Los negros del reino de Ardra, situado en la
costa de Guinea, trajeron esta danza a América. Los españoles la bailan, lo
mismo que los negros, en todos los establecimientos de América, sin tener el más
mínimo escrúpulo. Sin embargo, es de una indecencia que asombra a quienes no la
ven bailar con frecuencia. Se chocan los vientres unos con otros dos o tres
veces seguidas. Aléjanse después haciendo piruetas, para volver a comenzar el
mismo movimiento, con gestos sumamente lascivos, tantas veces como lo indiquen
los instrumentos o las voces."
Eran otros tiempos y otras visiones.
La calenda, la chika (llamada fandango por los
españoles) o congo, la bambula, son ritmos que bailaban los negros, aunque
genéricamente se designa al candombe como el que perdura en la actualidad y que
es bailado por la gente sea cual fuere el color de su piel. En sus comienzos lo
practicaban sólo los negros, en lugares especiales que se denominaban tangós.

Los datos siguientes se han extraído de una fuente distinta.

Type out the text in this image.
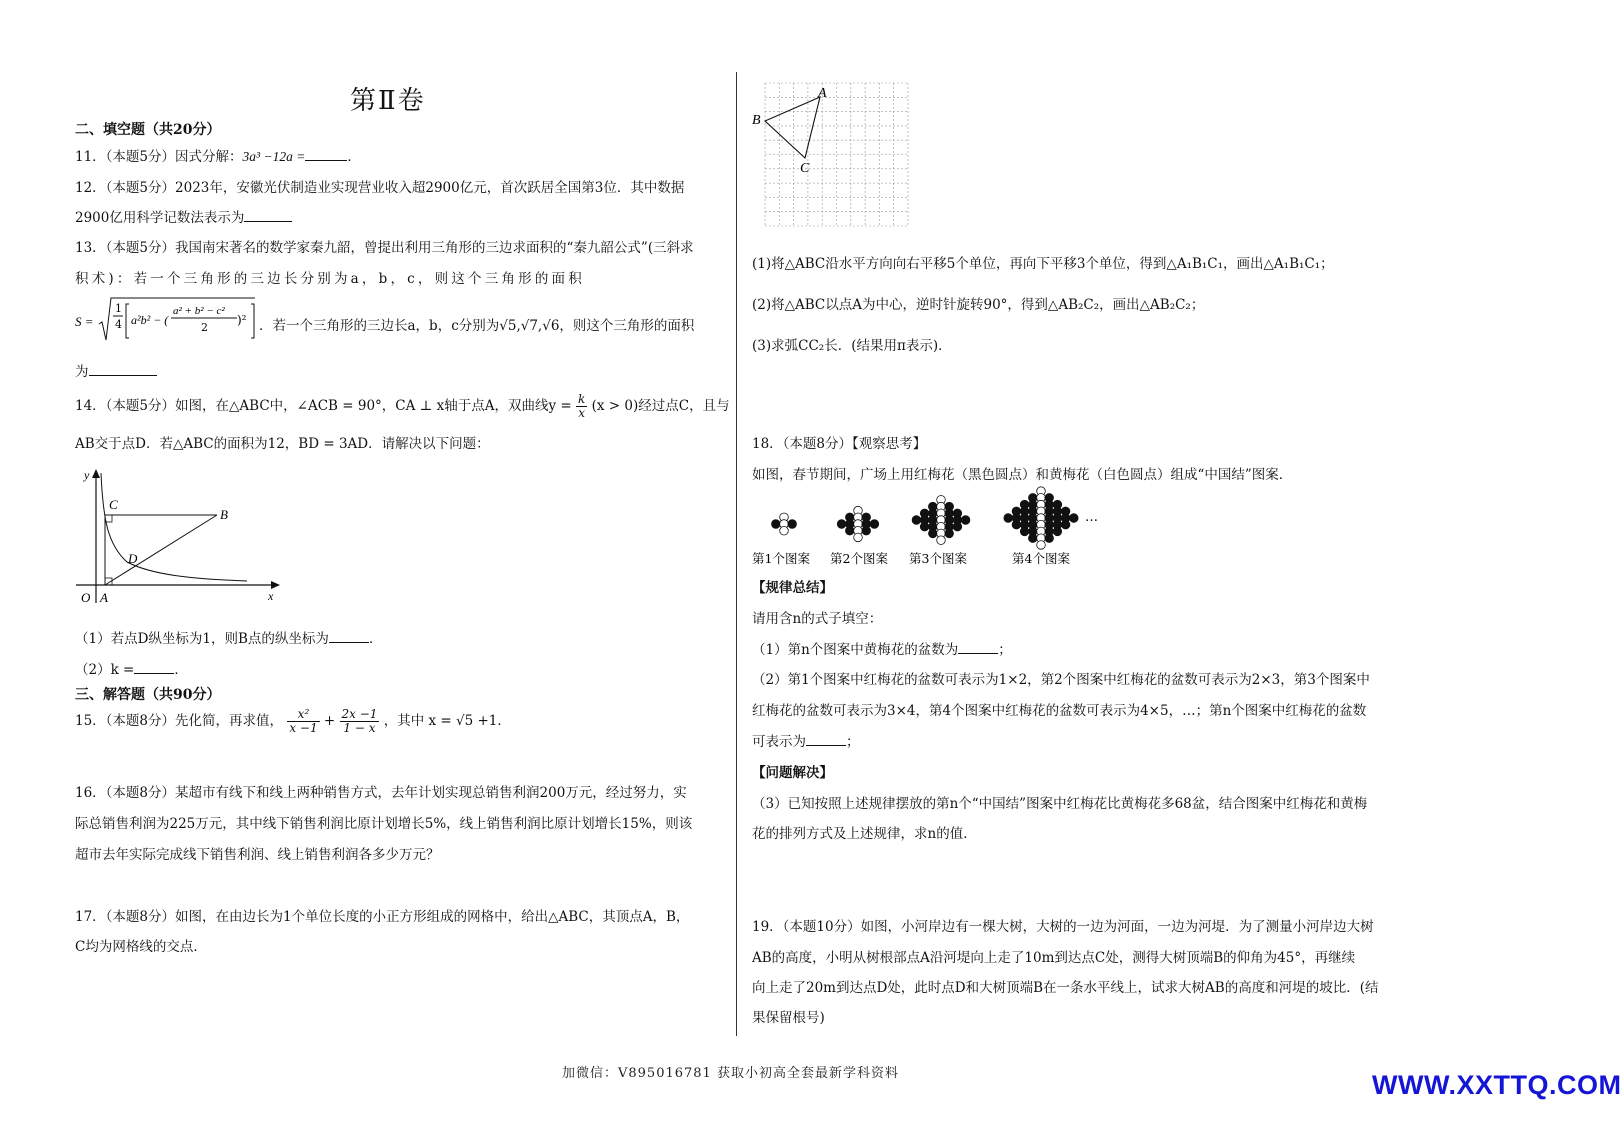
第Ⅱ卷
二、填空题（共20分）
11．（本题5分）因式分解：3a³ −12a =	．
12．（本题5分）2023年，安徽光伏制造业实现营业收入超2900亿元，首次跃居全国第3位．其中数据
2900亿用科学记数法表示为
13．（本题5分）我国南宋著名的数学家秦九韶，曾提出利用三角形的三边求面积的“秦九韶公式”(三斜求
积术)：若一个三角形的三边长分别为a，b，c，则这个三角形的面积
S =
1
4 a²b² − (
a² + b² − c²
2
)² ．若一个三角形的三边长a，b，c分别为√5,√7,√6，则这个三角形的面积
为
14．（本题5分）如图，在△ABC中，∠ACB = 90°，CA ⊥ x轴于点A，双曲线$y = \frac{k}{x} (x > 0)$经过点C，且与
AB交于点D．若△ABC的面积为12，BD = 3AD．请解决以下问题：
y
x
O A
B
C
D
（1）若点D纵坐标为1，则B点的纵坐标为	．
（2）k =	．
三、解答题（共90分）
15．（本题8分）先化简，再求值， $\frac{\text{x²}}{x -1} + \frac{2x -1}{1 - x}$ ，其中 x = √5 +1．
16．（本题8分）某超市有线下和线上两种销售方式，去年计划实现总销售利润200万元，经过努力，实
际总销售利润为225万元，其中线下销售利润比原计划增长5%，线上销售利润比原计划增长15%，则该
超市去年实际完成线下销售利润、线上销售利润各多少万元？
17．（本题8分）如图，在由边长为1个单位长度的小正方形组成的网格中，给出△ABC，其顶点A，B，
C均为网格线的交点．
A
B
C
(1)将△ABC沿水平方向向右平移5个单位，再向下平移3个单位，得到△A₁B₁C₁，画出△A₁B₁C₁；
(2)将△ABC以点A为中心，逆时针旋转90°，得到△AB₂C₂，画出△AB₂C₂；
(3)求弧CC₂长．(结果用π表示)．
18．（本题8分）【观察思考】
如图，春节期间，广场上用红梅花（黑色圆点）和黄梅花（白色圆点）组成“中国结”图案．
第1个图案 第2个图案 第3个图案	第4个图案
…
【规律总结】
请用含n的式子填空：
（1）第n个图案中黄梅花的盆数为	；
（2）第1个图案中红梅花的盆数可表示为1×2，第2个图案中红梅花的盆数可表示为2×3，第3个图案中
红梅花的盆数可表示为3×4，第4个图案中红梅花的盆数可表示为4×5，…；第n个图案中红梅花的盆数
可表示为	；
【问题解决】
（3）已知按照上述规律摆放的第n个“中国结”图案中红梅花比黄梅花多68盆，结合图案中红梅花和黄梅
花的排列方式及上述规律，求n的值．
19．（本题10分）如图，小河岸边有一棵大树，大树的一边为河面，一边为河堤．为了测量小河岸边大树
AB的高度，小明从树根部点A沿河堤向上走了10m到达点C处，测得大树顶端B的仰角为45°，再继续
向上走了20m到达点D处，此时点D和大树顶端B在一条水平线上，试求大树AB的高度和河堤的坡比．(结
果保留根号)
加微信：V895016781 获取小初高全套最新学科资料	WWW.XXTTQ.COM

Después surgió la comparsa, que agrupa a personajes típicos del candombe, como
La Mama Vieja, El Gramillero, El Escobero y numerosos bailarines de ambos sexos,
con música de la cuerda de tambores (que algunos llaman tamboril).
He aquí un ejemplo de una milonga con el tema:
Siga el baile
Milonga
Edgardo Donato - Carlos Warren
Siga el baile, siga el baile
de la tierra en que nací;
la comparsa de los negros
al compás del tamboril.
Siga el baile, siga el baile
con ardiente frenesí;
un rumor de corazones
encendió el ritmo febril.
Ven a bailar,
te llevaré en las alas
de mi loca fantasía,
quiero olvidar
con besos nuestras penas,
torbellino de alegría.
Siga el baile, siga el baile
de la tierra en que nací;
la comparsa de los negros
al compás del tamboril.
Siga el baile, siga el baile
con ardiente frenesí;
un rumor de corazones
encendió el ritmo febril.
Dulce cantar,
caricia arrulladora,
embriagante, tentadora,
son musical
repica ya en los parches
con su ritmo tropical.
Siga el baile, siga el baile
de la tierra en que nací;
la comparsa de los negros
al compás del tamboril.
Al compás del tamboril,
¡hopa,hopa!
al compás del tamboril,
¡hopa, hopa!,
al compás del tamboril...
Dice Rubén Carámbula en su libro "El Candombe":
El Candombe es supervivencia
del acervo ancestral africano de raíz Bantú traído por los negros llegados al
Río de la Plata. El término, es genérico para todos los bailes de negros:
sinónimo pues, de danza negra, evocación del ritual de la raza. Su espíritu
musical trasunta las añoranzas de los desafortunados esclavos, que de súbito se
vieron transplantados a América del Sur, para ser vendidos y sometidos a duras
faenas. Eran almas doloridas, guardando incurables nostalgias del solar nativo.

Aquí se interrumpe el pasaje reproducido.